UNESCO on Friday withdrew an annual carnival in the Belgian city of Aalst from its heritage list over persistent charges of anti-Semitism.
In an unprecedented move, UNESCO’s Intergovernmental Committee for the Safeguarding of Intangible Cultural Heritage said it was withdrawing the carnival “over recurring repetition of racist and anti-Semitic representations” at the event.
The carnival of Aalst, in the Belgian Dutch-speaking region of Flanders, was initially added to UNESCO’s list of the intangible cultural heritage of humanity in 2010.
But the presence in the parade of a float caricaturing Orthodox Jews with hooked noses and sitting on gold bags outraged Belgium’s 40,000-strong Jewish community.
Yohan Benizri, vice president of the World Jewish Congress, welcomed Friday’s decision but said it was “unfortunately not the end of the story.

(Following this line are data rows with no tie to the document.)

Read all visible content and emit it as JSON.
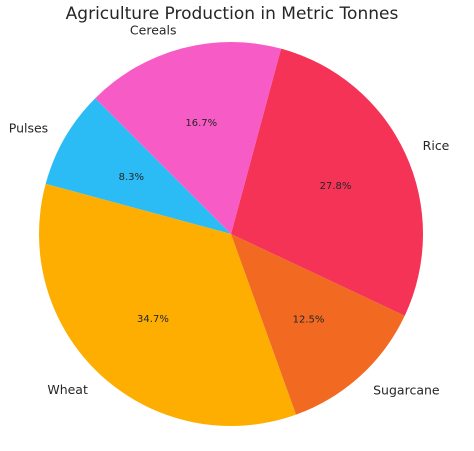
{
  "chart_data": {
    "type": "pie",
    "title": "Agriculture Production in Metric Tonnes",
    "start_angle_deg": 135,
    "direction": "counterclockwise",
    "slices": [
      {
        "label": "Pulses",
        "value": 8.3,
        "pct_label": "8.3%",
        "color": "#2bbcf5"
      },
      {
        "label": "Wheat",
        "value": 34.7,
        "pct_label": "34.7%",
        "color": "#fdae00"
      },
      {
        "label": "Sugarcane",
        "value": 12.5,
        "pct_label": "12.5%",
        "color": "#f26a22"
      },
      {
        "label": "Rice",
        "value": 27.8,
        "pct_label": "27.8%",
        "color": "#f43356"
      },
      {
        "label": "Cereals",
        "value": 16.7,
        "pct_label": "16.7%",
        "color": "#f75bc6"
      }
    ]
  }
}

We deplore, but today we also fear, the disastrous consequences of the carnival, whether or not it is recognized by UNESCO.”
“The massive spread, directly or indirectly, of extremely charged anti-Semitic prejudices — crooked nose, control of the economy and banks ― is not what we want for our children in the context of a family event.
“This is obviously harmful for them and for an uninformed and global audience,” Benizri told AFP.
Anticipating UNESCO’s decision at its meeting in the Colombian capital Bogota, the city’s mayor Christoph D’Haese had on Sunday already renounced Aalst’s place on the list before it could be stripped of the designation.
“The citizens of Aalst have suffered grotesque accusations,” the mayor said in a press release sent to TV Oost Nieuws, according to Belga news agency.
“We are neither anti-Semitic nor racist. All those who support this are acting in bad faith. Aalst will always remain the capital of mockery and satire,” he said.
– ‘Defiant and mocking’ –
The head of the Brussels-based European Jewish Association, Rabbi Menachem Margolin, said Aalst officials were “jumping before they were pushed,” and said the mayor “has consistently remained defiant and mocking.”
UNESCO said in March it would be “vigilant and uncompromising regarding such occurrences” and expectations were high that the carnival was to be pulled from the list at the Bogota meeting.
A statement released by the meeting in Bogota announcing the decision said “UNESCO is faithful to its founding principles of dignity, equality and mutual respect among peoples and condemns all forms of racism, anti-Semitism and xenophobia.”
Audrey Azoulay, UNESCO’s director-general, said earlier this week that the UN’s cultural body “had to be vigilant and firm about the excesses of a festival classified as a World Heritage Site and which flouts its basic values.”
“It is not the first time that these racist and anti-Semitic floats have marched in this festival,” she added.
This was an allusion to the 2013 edition when a float depicted a Flemish nationalist party leader as a Nazi SS officer looking to deport Belgian French-speakers.
Irina Bukova, then head of UNESCO, denounced “an insult to the memory of the six million Jews who died in the Holocaust”.
Since a 1972 convention, UNESCO has classified the world’s most historically and culturally significant sites, but now also has the authority to protect the “intangible heritage of humanity”.